“The Soul Becomes Dyed with the Color of its Thoughts.”
-Marcus Aurelius

Need an art project to spend an hour or so in the afternoon? Enjoy this short activity on the color wheel by baking cookies and combining colors to make frosting!! Plus- you can eat your project afterwards!
Supplies
To do this activity, you’ll need:
- sugar cookies, or buy some plain vanilla round wafer cookies
- plain white frosting – 2
- Food coloring – red, blue, and yellow
- paper plate
- ramekins, or bowls to mix the frosting colors
- knife for spreading frosting
- spoon for mixing frosting
You can either make cookies, or buy some plain vanilla wafers or other type of round cookie. You will also need to buy plain white frosting, or make your own. I would suggest buying 2 full containers of frosting, so you have plenty if the color doesn’t come out the way you want it the first time. As for food coloring, you will only need the 3 primary colors (red, blue, yellow) because your child will be creating all of the other colors for the color wheel!
Cookies
First of all, the cookies. This is the basic sugar cookie recipe that we followed. You can click the link to find the full recipe, but off-hand you will need 1 egg, 2.5 cups of flour, 1 stick of butter, baking powder, baking soda, salt, and vanilla extract. We didn’t have any frosting on hand, so we also made our own buttercream frosting! While the cookies are baking, you can start making the frosting colors.
To do this, I found a template for a color wheel on another blog, The Handmade Home. You can download the freebie template here (just scroll down to “color wheel”). I printed this out to help teach about the colors as we went along with the projects. **Note: her template is actually for play-doh, which you could totally also do!!

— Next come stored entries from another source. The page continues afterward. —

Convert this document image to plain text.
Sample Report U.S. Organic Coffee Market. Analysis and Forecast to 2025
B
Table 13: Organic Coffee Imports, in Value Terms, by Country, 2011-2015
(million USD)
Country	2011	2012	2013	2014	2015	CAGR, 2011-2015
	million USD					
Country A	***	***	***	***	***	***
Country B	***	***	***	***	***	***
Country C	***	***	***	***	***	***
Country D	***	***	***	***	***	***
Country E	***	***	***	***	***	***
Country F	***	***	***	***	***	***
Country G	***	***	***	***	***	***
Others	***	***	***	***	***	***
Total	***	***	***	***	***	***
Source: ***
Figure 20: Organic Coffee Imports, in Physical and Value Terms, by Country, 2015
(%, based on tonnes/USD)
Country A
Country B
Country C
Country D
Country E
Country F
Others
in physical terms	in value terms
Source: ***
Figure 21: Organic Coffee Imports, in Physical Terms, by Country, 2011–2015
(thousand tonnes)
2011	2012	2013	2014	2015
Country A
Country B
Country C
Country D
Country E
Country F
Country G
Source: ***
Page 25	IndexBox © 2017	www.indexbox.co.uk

We used ramekins to mix the different frosting colors because they are small and easy for the kids to work with. You could easily use paper plates or small bowls.
Color Wheel
First, we made the primary colors for the color wheel. I started by asking my girls “which colors were the primary colors?” They knew! So while our cookies were baking, we mixed one bowl or red, one of blue, and one of yellow. Next, we mixed up the secondary colors: orange, violet, and green. Again, I asked my children if they knew the secondary colors, and it took a few minutes but they figured it out. So we mixed one bowl of orange (red+yellow), one bowl of green (yellow+blue), and one bowl of violet (blue+red). Our violet came out a little dark because somebody went overboard with the blue!

Next, we mixed the Intermediate Colors. These were a little harder for the girls to figure out on their own, but I kept asking them as we went along anyway. We made Yellow-Green (which ended up looking more like the color of snot!), blue-green, blue-violet, red-violet, orange-red (which came out a lot like red!), and orange-yellow. To make these, we used one drop extra of each of the shades we were trying to make (for example- yellow-green was one drop blue and two drops yellow). Our colors were not perfect, so feel free to experiment with your own combinations!
When the cookies cooled, we frosted them and we arranged them on the sheet! (see above) If your cookies are a little bigger, you could widen out the circle to make them all fit!
That wraps up our color wheel activity! Enjoy!